Ex-Pfizer executives join Roivant's C-suite

Roivant Sciences has recruited a pair of Pfizer veterans: Salomon Azoulay will serve as chief medical officer, while Adele Gulfo joins as chief of commercial development. 

Azoulay caps a nearly two-decade career at Pfizer, where he headed up various units, including development in Japan and the cardiovascular and metabolism therapy area. Most recently, he was a senior vice president and chief medical officer for Pfizer Essential Health, formerly the Big Pharma's Global Established Pharma business. 

Gulfo joins Roivant from Mylan, where she was an executive vice president and chief strategy officer. As a VP at AstraZeneca, she ran the cardiovascular business and then oversaw business development; while at Pfizer, she helmed the company's business in the U.S. and Latin America. 

The appointments come after Roivant launched its latest "vant" in April. Genevant, an RNA-focused joint venture with Arbutus Biopharma, plans to advance five to 10 programs into the clinic by 2020. Genevant joined seven other "vants," which have 24 investigational drugs across 11 therapeutic areas, according to Roivant. 
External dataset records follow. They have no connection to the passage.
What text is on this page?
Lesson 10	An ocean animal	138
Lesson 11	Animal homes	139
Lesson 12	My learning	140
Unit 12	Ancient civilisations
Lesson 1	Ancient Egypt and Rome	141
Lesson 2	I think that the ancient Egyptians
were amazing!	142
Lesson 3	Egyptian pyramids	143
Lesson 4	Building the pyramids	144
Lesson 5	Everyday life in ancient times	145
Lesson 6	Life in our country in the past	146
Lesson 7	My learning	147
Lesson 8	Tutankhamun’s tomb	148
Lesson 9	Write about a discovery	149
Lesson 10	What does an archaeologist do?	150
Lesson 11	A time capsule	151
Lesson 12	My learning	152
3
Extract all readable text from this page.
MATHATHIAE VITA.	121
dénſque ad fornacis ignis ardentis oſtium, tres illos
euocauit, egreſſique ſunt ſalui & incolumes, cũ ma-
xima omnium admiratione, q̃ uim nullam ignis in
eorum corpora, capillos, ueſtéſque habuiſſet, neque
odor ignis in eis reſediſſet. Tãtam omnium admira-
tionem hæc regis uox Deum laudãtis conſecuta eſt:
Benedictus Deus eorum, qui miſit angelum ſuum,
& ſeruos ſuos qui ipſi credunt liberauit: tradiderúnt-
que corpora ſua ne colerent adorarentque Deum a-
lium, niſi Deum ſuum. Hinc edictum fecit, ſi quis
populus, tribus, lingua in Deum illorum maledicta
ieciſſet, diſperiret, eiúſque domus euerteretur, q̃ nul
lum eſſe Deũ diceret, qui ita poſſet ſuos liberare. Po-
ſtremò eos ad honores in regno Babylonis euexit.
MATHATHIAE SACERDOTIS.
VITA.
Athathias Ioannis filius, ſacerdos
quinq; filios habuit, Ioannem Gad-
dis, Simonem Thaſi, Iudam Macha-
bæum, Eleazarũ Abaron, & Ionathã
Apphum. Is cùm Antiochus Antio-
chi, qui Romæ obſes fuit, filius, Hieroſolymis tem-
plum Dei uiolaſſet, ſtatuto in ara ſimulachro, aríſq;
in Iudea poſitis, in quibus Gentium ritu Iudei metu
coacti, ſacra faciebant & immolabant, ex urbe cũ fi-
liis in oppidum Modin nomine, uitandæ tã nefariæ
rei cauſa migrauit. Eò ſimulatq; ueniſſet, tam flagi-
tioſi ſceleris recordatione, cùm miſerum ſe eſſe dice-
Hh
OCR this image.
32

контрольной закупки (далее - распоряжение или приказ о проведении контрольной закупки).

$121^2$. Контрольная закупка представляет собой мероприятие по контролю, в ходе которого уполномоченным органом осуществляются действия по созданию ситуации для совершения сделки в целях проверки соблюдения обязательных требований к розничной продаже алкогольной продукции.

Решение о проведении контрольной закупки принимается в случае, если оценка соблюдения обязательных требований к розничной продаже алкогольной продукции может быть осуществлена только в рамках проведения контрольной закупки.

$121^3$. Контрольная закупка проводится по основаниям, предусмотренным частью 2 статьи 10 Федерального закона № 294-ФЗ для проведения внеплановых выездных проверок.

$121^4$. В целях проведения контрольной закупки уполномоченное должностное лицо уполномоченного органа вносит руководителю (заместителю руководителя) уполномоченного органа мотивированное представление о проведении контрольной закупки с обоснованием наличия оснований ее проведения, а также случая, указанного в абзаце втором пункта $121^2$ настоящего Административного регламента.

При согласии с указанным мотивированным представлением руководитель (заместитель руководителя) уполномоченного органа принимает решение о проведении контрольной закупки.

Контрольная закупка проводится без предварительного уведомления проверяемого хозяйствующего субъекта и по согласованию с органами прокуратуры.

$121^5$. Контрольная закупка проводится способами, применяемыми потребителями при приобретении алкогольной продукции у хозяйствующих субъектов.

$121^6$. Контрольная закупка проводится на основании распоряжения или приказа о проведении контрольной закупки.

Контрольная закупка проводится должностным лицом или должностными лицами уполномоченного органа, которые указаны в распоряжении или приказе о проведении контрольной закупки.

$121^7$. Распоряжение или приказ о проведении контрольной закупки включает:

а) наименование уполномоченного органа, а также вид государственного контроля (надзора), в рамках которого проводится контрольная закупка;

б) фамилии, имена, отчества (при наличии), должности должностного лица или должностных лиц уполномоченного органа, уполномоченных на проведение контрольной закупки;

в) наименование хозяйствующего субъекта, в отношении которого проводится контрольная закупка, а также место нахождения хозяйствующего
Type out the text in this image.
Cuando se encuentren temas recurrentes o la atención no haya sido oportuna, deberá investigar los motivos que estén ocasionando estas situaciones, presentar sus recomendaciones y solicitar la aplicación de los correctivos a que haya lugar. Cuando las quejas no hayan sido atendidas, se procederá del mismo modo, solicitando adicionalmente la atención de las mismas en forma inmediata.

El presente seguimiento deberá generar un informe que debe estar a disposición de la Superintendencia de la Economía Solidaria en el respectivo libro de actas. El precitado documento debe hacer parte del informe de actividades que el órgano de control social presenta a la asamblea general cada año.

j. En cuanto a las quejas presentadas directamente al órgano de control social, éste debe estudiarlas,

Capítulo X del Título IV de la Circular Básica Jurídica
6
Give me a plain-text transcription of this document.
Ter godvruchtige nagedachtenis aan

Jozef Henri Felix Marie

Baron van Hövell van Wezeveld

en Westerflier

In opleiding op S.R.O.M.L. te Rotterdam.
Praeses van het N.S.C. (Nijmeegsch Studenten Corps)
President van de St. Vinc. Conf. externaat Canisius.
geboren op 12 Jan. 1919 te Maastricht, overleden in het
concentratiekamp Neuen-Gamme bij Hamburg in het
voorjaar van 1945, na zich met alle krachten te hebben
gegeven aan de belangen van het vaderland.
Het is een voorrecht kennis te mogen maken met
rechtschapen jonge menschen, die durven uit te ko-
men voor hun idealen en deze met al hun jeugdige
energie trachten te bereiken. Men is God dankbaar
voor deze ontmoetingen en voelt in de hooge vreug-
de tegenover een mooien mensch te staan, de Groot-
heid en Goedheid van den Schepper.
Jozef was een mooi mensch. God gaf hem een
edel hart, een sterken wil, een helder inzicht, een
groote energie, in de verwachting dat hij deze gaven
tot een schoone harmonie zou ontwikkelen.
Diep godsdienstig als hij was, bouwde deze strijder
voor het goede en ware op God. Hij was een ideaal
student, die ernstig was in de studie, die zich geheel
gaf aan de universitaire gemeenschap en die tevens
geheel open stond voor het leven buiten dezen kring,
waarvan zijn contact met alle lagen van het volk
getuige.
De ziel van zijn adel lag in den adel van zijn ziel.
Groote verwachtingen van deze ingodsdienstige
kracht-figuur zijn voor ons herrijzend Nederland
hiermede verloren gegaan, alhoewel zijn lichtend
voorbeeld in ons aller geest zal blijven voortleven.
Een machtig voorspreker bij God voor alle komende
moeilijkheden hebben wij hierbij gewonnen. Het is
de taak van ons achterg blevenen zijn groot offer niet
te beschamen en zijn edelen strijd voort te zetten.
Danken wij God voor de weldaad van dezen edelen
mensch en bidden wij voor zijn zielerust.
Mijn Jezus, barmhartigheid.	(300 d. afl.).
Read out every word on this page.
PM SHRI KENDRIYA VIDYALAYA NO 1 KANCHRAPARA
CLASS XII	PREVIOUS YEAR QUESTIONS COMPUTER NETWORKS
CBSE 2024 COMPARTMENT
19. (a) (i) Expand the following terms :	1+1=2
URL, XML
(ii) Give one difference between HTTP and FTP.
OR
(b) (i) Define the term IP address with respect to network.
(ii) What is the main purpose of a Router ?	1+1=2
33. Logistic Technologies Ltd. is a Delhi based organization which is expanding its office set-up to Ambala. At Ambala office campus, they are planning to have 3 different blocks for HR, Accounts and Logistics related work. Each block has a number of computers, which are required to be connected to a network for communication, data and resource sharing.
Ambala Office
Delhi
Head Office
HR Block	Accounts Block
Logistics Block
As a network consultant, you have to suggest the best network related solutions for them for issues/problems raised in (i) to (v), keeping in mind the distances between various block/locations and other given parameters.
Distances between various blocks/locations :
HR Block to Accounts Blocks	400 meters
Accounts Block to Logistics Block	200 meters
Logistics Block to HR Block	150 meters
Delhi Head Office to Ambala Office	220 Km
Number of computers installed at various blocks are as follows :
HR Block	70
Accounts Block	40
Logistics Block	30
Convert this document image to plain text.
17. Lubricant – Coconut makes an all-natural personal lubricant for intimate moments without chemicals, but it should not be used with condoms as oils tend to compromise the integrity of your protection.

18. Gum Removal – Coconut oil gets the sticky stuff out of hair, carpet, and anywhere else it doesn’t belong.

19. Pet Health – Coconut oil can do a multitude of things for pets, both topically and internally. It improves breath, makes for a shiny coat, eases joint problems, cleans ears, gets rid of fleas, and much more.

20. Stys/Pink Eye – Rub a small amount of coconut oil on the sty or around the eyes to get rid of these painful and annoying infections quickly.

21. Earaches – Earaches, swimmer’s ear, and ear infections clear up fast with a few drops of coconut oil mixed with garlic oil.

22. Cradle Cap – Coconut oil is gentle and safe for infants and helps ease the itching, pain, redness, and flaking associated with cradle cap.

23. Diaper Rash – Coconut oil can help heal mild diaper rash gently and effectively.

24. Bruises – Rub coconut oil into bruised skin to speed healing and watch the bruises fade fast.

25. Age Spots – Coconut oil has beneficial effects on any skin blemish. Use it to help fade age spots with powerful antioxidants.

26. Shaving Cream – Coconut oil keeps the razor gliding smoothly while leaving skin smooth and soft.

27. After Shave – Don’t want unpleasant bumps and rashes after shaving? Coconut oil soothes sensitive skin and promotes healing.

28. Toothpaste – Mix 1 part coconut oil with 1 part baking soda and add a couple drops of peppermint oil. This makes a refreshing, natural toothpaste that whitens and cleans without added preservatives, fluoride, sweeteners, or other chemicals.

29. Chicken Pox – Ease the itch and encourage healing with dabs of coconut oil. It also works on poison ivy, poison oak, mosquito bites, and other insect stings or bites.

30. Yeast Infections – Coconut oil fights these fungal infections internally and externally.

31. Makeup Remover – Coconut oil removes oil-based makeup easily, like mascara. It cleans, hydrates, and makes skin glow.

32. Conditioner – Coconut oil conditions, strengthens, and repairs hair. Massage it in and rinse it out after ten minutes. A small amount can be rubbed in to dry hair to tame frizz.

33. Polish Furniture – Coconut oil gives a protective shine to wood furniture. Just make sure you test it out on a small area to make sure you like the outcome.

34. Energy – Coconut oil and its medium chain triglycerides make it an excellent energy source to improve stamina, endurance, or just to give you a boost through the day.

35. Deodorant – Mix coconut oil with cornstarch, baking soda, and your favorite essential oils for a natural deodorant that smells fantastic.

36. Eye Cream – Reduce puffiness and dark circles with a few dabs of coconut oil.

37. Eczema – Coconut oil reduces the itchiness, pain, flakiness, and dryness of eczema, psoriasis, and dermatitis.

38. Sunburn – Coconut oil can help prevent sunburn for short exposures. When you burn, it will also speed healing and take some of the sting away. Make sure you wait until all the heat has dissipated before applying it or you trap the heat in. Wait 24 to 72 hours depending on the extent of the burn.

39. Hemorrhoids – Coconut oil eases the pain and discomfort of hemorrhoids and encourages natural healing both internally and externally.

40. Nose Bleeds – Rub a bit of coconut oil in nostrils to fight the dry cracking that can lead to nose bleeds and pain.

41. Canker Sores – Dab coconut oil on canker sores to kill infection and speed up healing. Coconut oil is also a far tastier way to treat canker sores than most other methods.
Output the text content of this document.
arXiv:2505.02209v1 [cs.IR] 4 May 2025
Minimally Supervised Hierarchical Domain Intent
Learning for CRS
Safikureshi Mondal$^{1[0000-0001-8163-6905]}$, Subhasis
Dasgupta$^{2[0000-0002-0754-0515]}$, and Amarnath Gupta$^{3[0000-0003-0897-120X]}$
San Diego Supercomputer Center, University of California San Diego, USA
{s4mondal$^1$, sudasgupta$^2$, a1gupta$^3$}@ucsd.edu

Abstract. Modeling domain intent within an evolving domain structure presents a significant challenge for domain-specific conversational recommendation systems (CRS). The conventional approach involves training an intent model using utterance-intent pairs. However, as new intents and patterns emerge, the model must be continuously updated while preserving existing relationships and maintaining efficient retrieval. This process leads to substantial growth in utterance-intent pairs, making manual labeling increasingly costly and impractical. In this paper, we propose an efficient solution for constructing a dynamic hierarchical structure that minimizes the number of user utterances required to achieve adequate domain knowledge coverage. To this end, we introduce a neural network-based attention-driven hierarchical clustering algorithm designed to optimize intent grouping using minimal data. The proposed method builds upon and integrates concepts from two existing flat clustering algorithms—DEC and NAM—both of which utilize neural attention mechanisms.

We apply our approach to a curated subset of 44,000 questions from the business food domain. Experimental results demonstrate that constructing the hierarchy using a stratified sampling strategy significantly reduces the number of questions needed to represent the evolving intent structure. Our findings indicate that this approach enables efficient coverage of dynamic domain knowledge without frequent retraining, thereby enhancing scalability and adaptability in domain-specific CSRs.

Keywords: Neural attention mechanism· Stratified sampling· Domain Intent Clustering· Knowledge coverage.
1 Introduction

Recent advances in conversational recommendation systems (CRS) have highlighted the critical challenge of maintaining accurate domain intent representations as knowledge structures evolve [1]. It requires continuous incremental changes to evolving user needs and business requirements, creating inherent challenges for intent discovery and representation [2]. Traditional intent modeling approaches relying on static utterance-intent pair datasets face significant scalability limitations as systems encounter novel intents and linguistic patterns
"As the scale and scope of our pipeline continue to grow and we approach commercialization for several therapies across the Vants, Sam and Adele will work to ensure that our medicines reach patients as quickly as possible," said Roivant CEO Vivek Ramaswamy. 

In April, Datavant, which aims to organize and link health data, reeled in $40.5 million and acquired Universal Patient Key, getting its hands on a suite of technologies designed to de-identify data, bridge multiple sources of information and connect internal records to the Social Security Death Index. 

But it hasn't been all smooth sailing for Roivant. Axovant's Alzheimer's drug, intepirdine, went down in flames in phase 3 last September. The company pressed ahead on a phase 2b trial in Lewy body dementia (DLB) but eventually dumped the program after it missed that study's primary endpoints. Add in an embarrassing J.P. Morgan presentation in which Axovant got its p-values wrong for nelotanserin, an Arena castoff being developed for DLB and Parkinson's disease dementia, and one needn't wonder why CEO David Hung, along with a few others, jumped ship in February.